On February 16, the contemporary dance ensemble returned to Atlanta’s Rialto Center for the Arts for one night to present two works, Mama Call and Pupil Suite. After spending a few days in the city visiting Kennesaw State University’s Department of Dance and leading master classes at CORE studios in Decatur, Gallim had secured a large crowd that was bursting with eager fans and excited supporters. And Gallim Dance didn’t disappoint.
The evening started with Mama Call, a work that addresses Miller’s Sephardic-American heritage and themes of displacement. The first image was that of two dancers standing side-by-side facing a large moving spotlight onstage. As the light was pulled away from them (it was operated by another dancer) the two shuffled their feet in little steps forward, slowly and achingly seeking to follow the light. Their heads were tilted down, as if focused on their journey and the many steps to come.
Yet, the slow, weary movements did not last long. They only returned in intervals of intimate embraces and later, brief group clusters. Soon Miller’s work dived into the angst and anxiety that accompanies those who drift without belonging.
In ways only contemporary dance can achieve, one quartet of women expressed the pinnacle of alienation. Responding with fierce, explosive jumps, flinging arms and heavy stomps, they seemed to be saying, “No I will not accept this persecution. I will not go unnoticed.” In the beginning, they bounded back-and-forth in place like a pendulum being pushed right-to-left, slicing the air but not quite cutting. As their anger became more pronounced in aggressive movements a voiceover got increasingly fast, mirroring the dancers’ breathlessness.

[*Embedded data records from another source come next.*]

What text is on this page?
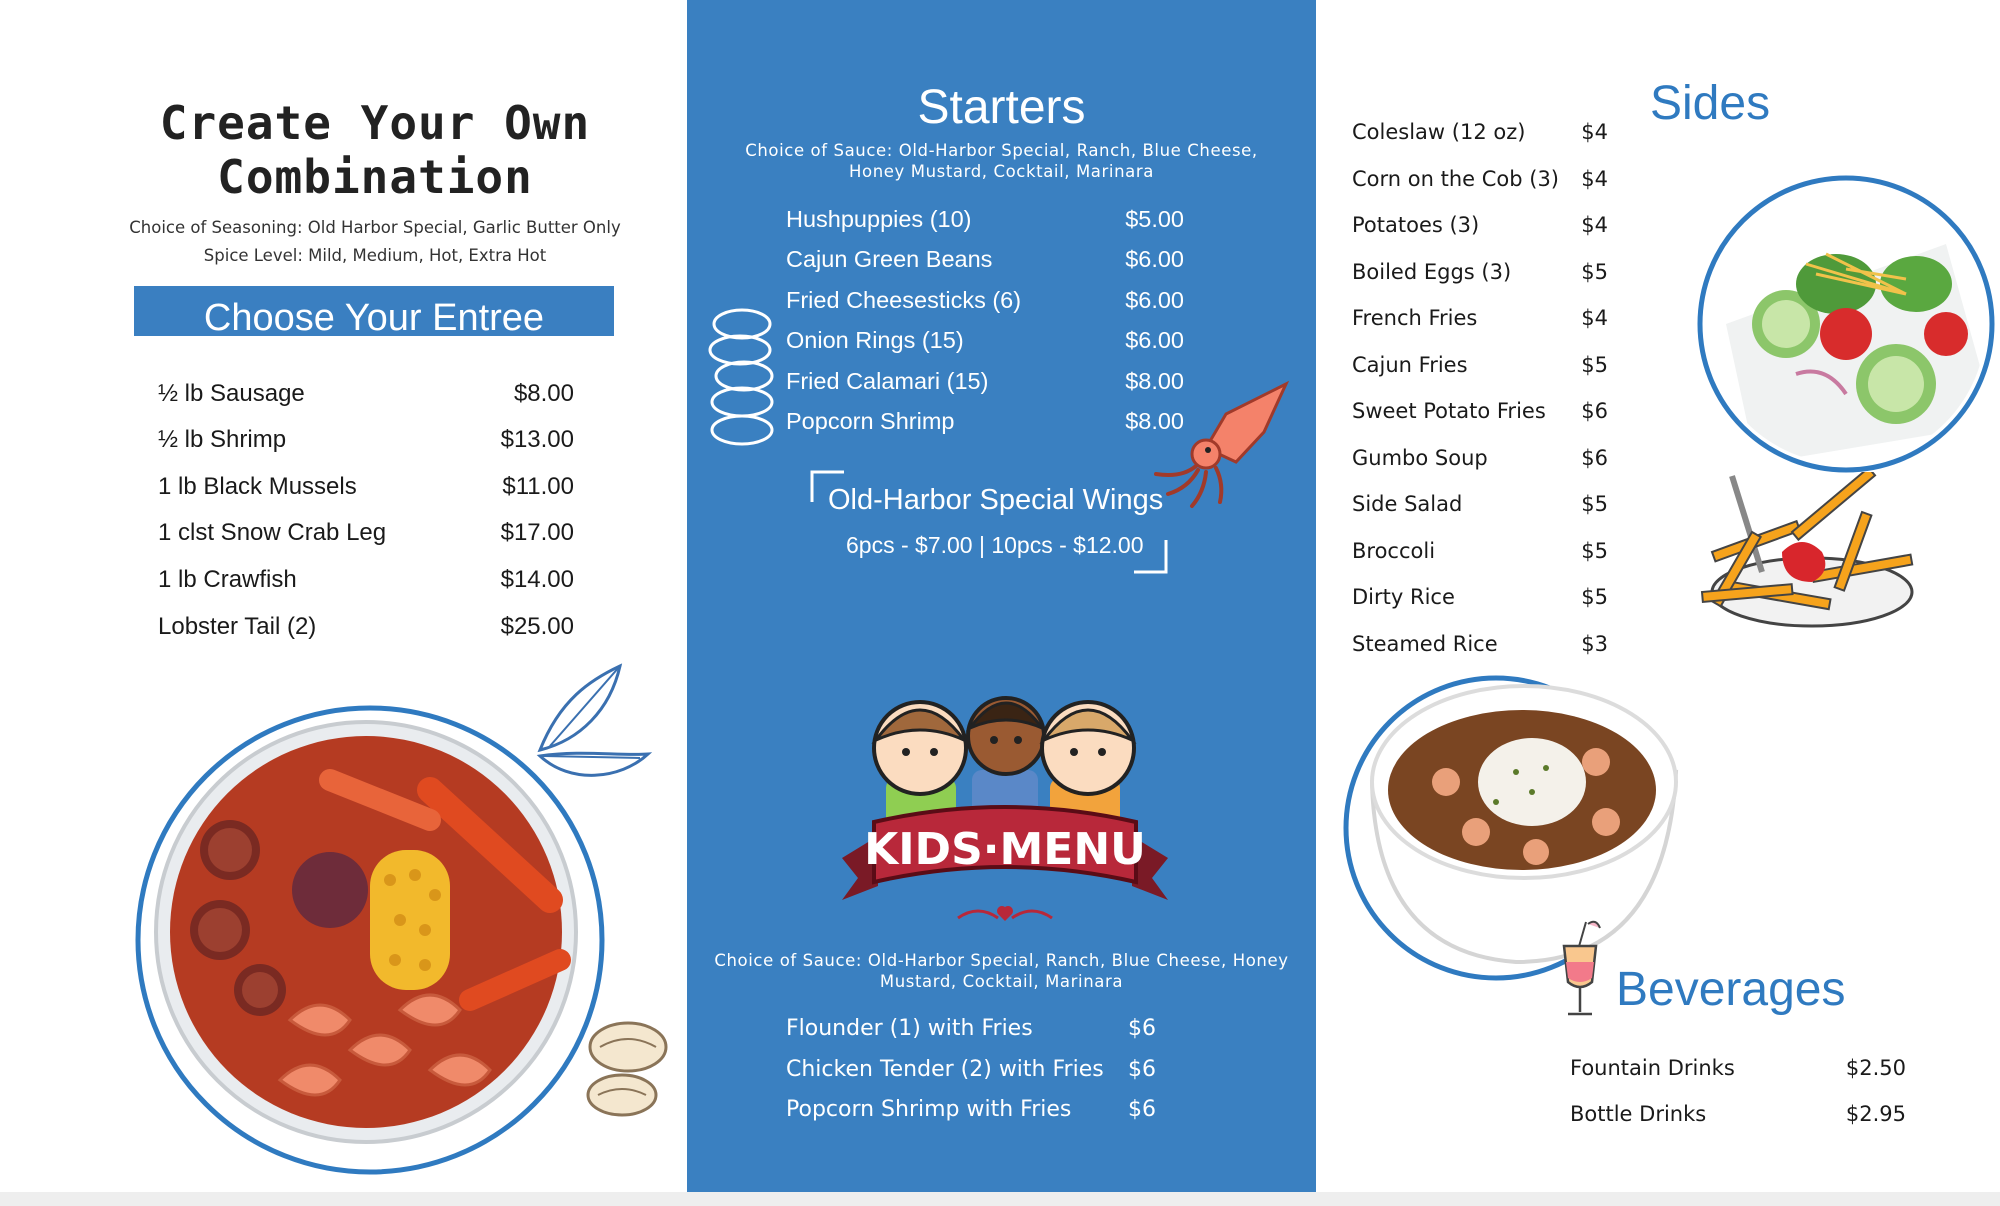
Create Your Own
Combination
Choice of Seasoning: Old Harbor Special, Garlic Butter Only
Spice Level: Mild, Medium, Hot, Extra Hot
Choose Your Entree
½ lb Sausage	$8.00
½ lb Shrimp	$13.00
1 lb Black Mussels	$11.00
1 clst Snow Crab Leg	$17.00
1 lb Crawfish	$14.00
Lobster Tail (2)	$25.00
Starters
Choice of Sauce: Old-Harbor Special, Ranch, Blue Cheese,
Honey Mustard, Cocktail, Marinara
Hushpuppies (10)	$5.00
Cajun Green Beans	$6.00
Fried Cheesesticks (6)	$6.00
Onion Rings (15)	$6.00
Fried Calamari (15)	$8.00
Popcorn Shrimp	$8.00
Old-Harbor Special Wings
6pcs - $7.00 | 10pcs - $12.00
KIDS·MENU
Choice of Sauce: Old-Harbor Special, Ranch, Blue Cheese, Honey
Mustard, Cocktail, Marinara
Flounder (1) with Fries	$6
Chicken Tender (2) with Fries $6
Popcorn Shrimp with Fries	$6
Sides
Coleslaw (12 oz)	$4
Corn on the Cob (3) $4
Potatoes (3)	$4
Boiled Eggs (3)	$5
French Fries	$4
Cajun Fries	$5
Sweet Potato Fries $6
Gumbo Soup	$6
Side Salad	$5
Broccoli	$5
Dirty Rice	$5
Steamed Rice	$3
Beverages
Fountain Drinks	$2.50
Bottle Drinks	$2.95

Mama Call, at about 30 minutes total, closed with a beautiful, haunting duet. Miller said in a post-show discussion that it was meant to represent a “floating rootlessness.” Whereas a few props had been integrated up until this point, one being rootless trees strapped to dancers backs, the two dancers were now left to themselves. Dancer Francesca Romo scaled and mounted fellow dancer Austin Tyson’s body, seeking to always avoid the ground. Her suspension over the floor, achieved by Romo’s subtle strength and balance, constructed a tangible image of one floating.
Next, the mood lightened considerably with Pupil Suite, an assortment of excerpts from Miller’s 2008 piece I Can See Myself in Your Pupil. Set to the infectious music of Israeli band Balkan Beat Box, the choreography was wildly quirky and wholly enjoyable. It was described as “a joyous romp” and that is just what it was. Miller skillfully showcased her humor and wit through imaginative solos and duets.
Just one of the many memorable moments was a delectable solo performed by dancer Emily Terndup. Playing upon the audience’s sympathy, she tried with much difficulty and humor to lift and direct her suddenly limp legs. Sitting on the ground, she tied herself into knots again and again, showing off her significant flexibility.
Another section that rocked the theater was a comical, physical duet between Romo and fellow dancer Jonathan Royse Windham. Zany and inventive, the two dancers fell, jumped, pushed, shoved and jammed with abandon. Later, Miller even used her artistic freedoms to poke fun at classical ballet with a trio set to an opera by Bellini.
Overall, both of Miller’s works perfectly exhibited contemporary dance’s trending wit, invention, abstraction and lush movement vocabulary. Self-described as a Jewish-Catholic-Spanish-American, Miller’s rich familial history is in some ways a perfect mirror to her choreography, which is just as rich in diversity and multiplicity. It is easy to see how she is influenced by her experience with Gaga, an improvisational movement technique developed by Ohad Naharin.
It will be exciting to watch Miller and her small company continue to fearlessly challenge movement possibilities and command space, quality and intention. As the group continues to climb into the limelight Atlanta should be glad they have been exposed to this youthful, imaginative troupe.